Your Oha soup is ready to eat. You could take it with either Eba, Fufu, or Semovita, depending on what you want.

Oha with Egusi

A few Igbo people only cook this particular combination. In this case, the soup is expected to be thick.

Ingredients:

  • Handful Uziza Leaves.
  • 1 teaspoon of Achi
  • I small chunk of Usu
  • A cup of Egusi
  • Smoked Fish
  • Stockfish, the head especially (Okporoko)
  • 4 Tablespoons Ground Crayfish
  • 2 teaspoons of Cameroon pepper
  • 2 Maggi Cubes (Crayfish Flavor)
  • 3 Table Spoons of Salt
  • 2 bulbs of onion
  • Assorted meats (Beef, goat meat, Ponmo, Shaki are ideal)
  • 3 Cooking Spoon of Palm oil
  • 1 Bunch of Oha leaves

Preparation:

Just like the previous soup,

You will start by washing your beef and seasoning it with salt, Maggi and this time chopped onions. Do not add water; leave it to boil. The water from the meat will seep out and cook the meat. Doing it this way will ensure that the seasoning flavor will be tasted when eating the meat. While the meat is boiling, use hot water to wash the stock fish, and smoked fish. Wash properly and separate the entrails because you wouldn’t want to get the taste of bile while eating. Rinse in cold water and add the fish to the pot where the meat is already boiling. Add water, like 4 inches above the stock, and leave it to cook.

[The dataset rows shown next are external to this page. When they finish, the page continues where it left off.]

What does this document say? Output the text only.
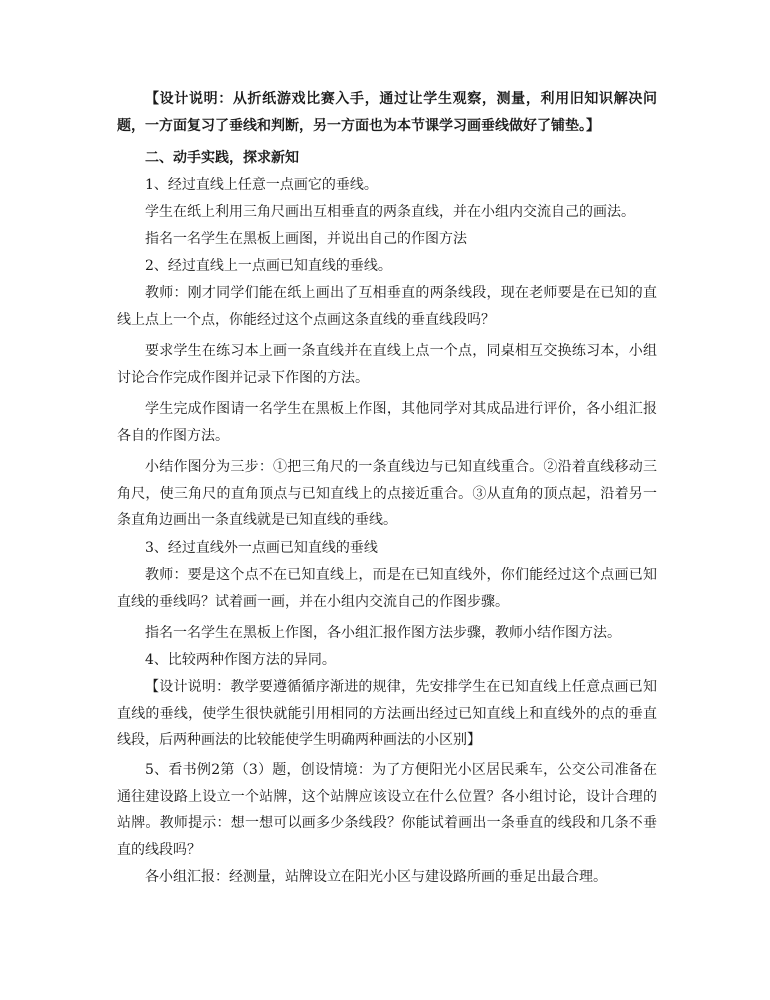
【设计说明：从折纸游戏比赛入手，通过让学生观察，测量，利用旧知识解决问题，一方面复习了垂线和判断，另一方面也为本节课学习画垂线做好了铺垫。】

二、动手实践，探求新知

1、经过直线上任意一点画它的垂线。

学生在纸上利用三角尺画出互相垂直的两条直线，并在小组内交流自己的画法。

指名一名学生在黑板上画图，并说出自己的作图方法

2、经过直线上一点画已知直线的垂线。

教师：刚才同学们能在纸上画出了互相垂直的两条线段，现在老师要是在已知的直线上点上一个点，你能经过这个点画这条直线的垂直线段吗？

要求学生在练习本上画一条直线并在直线上点一个点，同桌相互交换练习本，小组讨论合作完成作图并记录下作图的方法。

学生完成作图请一名学生在黑板上作图，其他同学对其成品进行评价，各小组汇报各自的作图方法。

小结作图分为三步：①把三角尺的一条直线边与已知直线重合。②沿着直线移动三角尺，使三角尺的直角顶点与已知直线上的点接近重合。③从直角的顶点起，沿着另一条直角边画出一条直线就是已知直线的垂线。

3、经过直线外一点画已知直线的垂线

教师：要是这个点不在已知直线上，而是在已知直线外，你们能经过这个点画已知直线的垂线吗？试着画一画，并在小组内交流自己的作图步骤。

指名一名学生在黑板上作图，各小组汇报作图方法步骤，教师小结作图方法。

4、比较两种作图方法的异同。

【设计说明：教学要遵循循序渐进的规律，先安排学生在已知直线上任意点画已知直线的垂线，使学生很快就能引用相同的方法画出经过已知直线上和直线外的点的垂直线段，后两种画法的比较能使学生明确两种画法的小区别】

5、看书例2第（3）题，创设情境：为了方便阳光小区居民乘车，公交公司准备在通往建设路上设立一个站牌，这个站牌应该设立在什么位置？各小组讨论，设计合理的站牌。教师提示：想一想可以画多少条线段？你能试着画出一条垂直的线段和几条不垂直的线段吗？

各小组汇报：经测量，站牌设立在阳光小区与建设路所画的垂足出最合理。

While the stock boils, mix your Usu with water, enough to make it a paste (not light). Carry out the same procedure for the Egusi.

Once the stock has boiled, add oil and pepper to it. Leave it to simmer for 6 minutes. At this point, the oil and water would have blended. Add the Achi paste, stir and leave to boil for four minutes. After this is done, add the Egusi paste and stir. Leave to simmer for another four minutes. When this is done, pour the powdered Usu into the pot and leave for two minutes. When you open your pot, you will notice that the soup is bubbly and thick. Add the Uziza leaves and leave it to boil another two minutes.

Finally, add your Oha leaves, and turn off the light. The steam will cook the Oha vegetable. You can eat it with any swallow of your choice.